A general view of a collapsed road caused by flooding waters due to heavy rains following cyclone Freddy in Blantyre

Atleast 190 people have been confirmed dead in Malawi after Tropical Storm Freddy ripped through southern Africa for the second time in a month.

Terrifying amounts of brown water have cascaded through neighbourhoods, sweeping away homes.

Malawi’s commercial hub, Blantyre, has recorded most of the deaths, 158, including dozens of children.

The government has declared a state of disaster in 10 southern districts that have been hardest-hit by the storm.

Rescue workers are overwhelmed, and are using shovels to try to find survivors buried in mud.

Officials at the main referral hospital in the city said they could not cope with the sheer number of bodies that they were receiving.

They appealed to bereaved families to collect the corpses for burial as the hospital’s mortuary was running out of space.

The government’s disaster relief agency said the death toll had risen from 99 on Monday to 190, while about 584 people were injured and 37 were still missing.

More than 20,000 people have been displaced, it added.

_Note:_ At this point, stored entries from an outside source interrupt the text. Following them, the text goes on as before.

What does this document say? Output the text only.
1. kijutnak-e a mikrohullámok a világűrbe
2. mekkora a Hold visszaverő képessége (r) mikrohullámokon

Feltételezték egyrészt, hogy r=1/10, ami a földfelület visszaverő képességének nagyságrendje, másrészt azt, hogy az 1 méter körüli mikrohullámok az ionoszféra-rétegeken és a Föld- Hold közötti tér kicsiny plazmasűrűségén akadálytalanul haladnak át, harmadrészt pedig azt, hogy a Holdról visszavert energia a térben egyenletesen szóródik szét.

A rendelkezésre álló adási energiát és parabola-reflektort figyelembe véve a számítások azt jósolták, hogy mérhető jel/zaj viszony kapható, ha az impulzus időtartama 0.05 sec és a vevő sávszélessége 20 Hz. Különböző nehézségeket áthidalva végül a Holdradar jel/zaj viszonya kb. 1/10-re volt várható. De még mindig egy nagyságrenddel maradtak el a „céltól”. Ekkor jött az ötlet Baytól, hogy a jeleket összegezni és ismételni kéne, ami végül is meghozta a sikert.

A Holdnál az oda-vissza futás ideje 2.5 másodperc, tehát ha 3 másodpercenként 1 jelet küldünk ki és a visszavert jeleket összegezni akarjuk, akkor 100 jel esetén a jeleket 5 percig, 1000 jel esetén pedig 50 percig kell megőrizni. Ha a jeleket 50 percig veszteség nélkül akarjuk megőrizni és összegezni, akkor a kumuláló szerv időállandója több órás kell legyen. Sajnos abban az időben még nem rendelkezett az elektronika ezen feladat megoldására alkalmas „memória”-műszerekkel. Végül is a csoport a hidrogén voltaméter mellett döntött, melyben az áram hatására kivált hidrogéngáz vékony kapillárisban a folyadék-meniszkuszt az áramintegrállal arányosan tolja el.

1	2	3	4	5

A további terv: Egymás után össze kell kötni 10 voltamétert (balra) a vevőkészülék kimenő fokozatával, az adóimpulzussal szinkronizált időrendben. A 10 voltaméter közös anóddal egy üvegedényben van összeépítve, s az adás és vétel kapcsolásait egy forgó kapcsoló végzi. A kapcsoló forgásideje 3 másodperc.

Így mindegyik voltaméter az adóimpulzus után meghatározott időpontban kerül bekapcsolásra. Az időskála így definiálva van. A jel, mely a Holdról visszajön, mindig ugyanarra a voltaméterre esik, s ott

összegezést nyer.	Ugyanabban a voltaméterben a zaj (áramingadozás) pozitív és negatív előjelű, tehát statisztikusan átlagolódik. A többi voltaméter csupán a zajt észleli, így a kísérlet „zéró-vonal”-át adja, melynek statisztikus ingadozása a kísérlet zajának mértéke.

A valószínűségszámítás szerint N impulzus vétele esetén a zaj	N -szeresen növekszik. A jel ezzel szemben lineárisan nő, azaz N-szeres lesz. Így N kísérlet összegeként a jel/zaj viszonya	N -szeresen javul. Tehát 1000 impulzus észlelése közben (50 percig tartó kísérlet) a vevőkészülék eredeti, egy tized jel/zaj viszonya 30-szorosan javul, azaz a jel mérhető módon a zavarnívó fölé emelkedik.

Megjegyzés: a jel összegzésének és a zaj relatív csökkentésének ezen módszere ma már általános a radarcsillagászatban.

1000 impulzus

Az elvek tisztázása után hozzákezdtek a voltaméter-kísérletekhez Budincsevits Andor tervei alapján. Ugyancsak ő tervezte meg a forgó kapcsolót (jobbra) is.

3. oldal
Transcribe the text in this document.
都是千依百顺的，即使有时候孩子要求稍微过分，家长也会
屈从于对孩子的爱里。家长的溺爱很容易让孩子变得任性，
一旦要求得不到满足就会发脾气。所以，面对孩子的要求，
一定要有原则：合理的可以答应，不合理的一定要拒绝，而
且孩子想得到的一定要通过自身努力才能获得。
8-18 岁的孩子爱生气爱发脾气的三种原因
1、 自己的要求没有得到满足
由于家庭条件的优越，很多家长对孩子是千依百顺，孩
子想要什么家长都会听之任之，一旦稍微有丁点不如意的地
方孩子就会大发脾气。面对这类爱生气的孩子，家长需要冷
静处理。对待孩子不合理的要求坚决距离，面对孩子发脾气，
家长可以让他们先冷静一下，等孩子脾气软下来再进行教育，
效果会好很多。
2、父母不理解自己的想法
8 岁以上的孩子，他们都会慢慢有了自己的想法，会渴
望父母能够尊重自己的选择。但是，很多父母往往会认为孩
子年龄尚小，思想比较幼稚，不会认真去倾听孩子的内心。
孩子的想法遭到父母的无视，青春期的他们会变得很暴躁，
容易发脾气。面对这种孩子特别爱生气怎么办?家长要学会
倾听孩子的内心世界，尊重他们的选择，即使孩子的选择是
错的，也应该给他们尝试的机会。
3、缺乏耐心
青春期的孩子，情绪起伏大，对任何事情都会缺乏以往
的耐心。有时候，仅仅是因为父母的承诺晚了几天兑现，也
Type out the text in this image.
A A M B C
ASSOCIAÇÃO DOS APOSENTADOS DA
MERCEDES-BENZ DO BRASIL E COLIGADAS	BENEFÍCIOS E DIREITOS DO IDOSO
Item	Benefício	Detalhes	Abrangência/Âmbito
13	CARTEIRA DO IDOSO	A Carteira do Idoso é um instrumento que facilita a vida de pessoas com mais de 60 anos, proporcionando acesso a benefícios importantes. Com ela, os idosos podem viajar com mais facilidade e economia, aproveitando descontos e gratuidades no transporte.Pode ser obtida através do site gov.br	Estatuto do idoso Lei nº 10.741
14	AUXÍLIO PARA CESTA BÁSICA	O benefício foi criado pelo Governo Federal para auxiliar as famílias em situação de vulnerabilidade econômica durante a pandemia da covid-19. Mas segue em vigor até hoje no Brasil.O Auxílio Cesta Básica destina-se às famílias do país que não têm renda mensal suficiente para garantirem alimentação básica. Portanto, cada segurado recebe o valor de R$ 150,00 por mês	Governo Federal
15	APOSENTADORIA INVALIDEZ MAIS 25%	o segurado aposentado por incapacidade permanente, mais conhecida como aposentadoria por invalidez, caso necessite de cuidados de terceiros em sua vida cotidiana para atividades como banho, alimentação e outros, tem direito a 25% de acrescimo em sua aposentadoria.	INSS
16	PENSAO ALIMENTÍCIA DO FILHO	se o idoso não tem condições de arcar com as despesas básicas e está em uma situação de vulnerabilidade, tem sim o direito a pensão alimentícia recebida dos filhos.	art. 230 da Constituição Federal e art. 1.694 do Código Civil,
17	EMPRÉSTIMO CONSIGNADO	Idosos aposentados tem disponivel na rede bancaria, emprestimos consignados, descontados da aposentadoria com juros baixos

The storm has also crippled Malawi’s power supply, with most parts of the country experiencing prolonged blackouts.

The national electricity company said it was unable to get its hydro-power plant working as it had been filled with debris.

The UN and other agencies have warned that the timing of the storm could exacerbate a cholera outbreak – one of Malawi’s worst public health crises.

The government has appealed for help for the tens of thousands of people who have been left without food and shelter.

Freddy is the strongest tropical cyclone on record and could also be the longest-lasting one, according to the World Meteorological Organization.

On Sunday the storm struck Mozambique as a cyclone – for the second time in a less than a month – after battering the island nation of Madagascar in the Indian Ocean, causing severe destruction.

It has been difficult to determine the extent of the damage caused in Mozambique and the number of deaths, as power supply and phone signals were cut off in some parts of the affected areas.

Experts says climate change is making tropical storms around the world wetter, windier and more intense.

Freddy had broken records for the strength it accumulated over the 8,000-km (5,000-mile) path it travelled across the Indian Ocean from north-western Australia.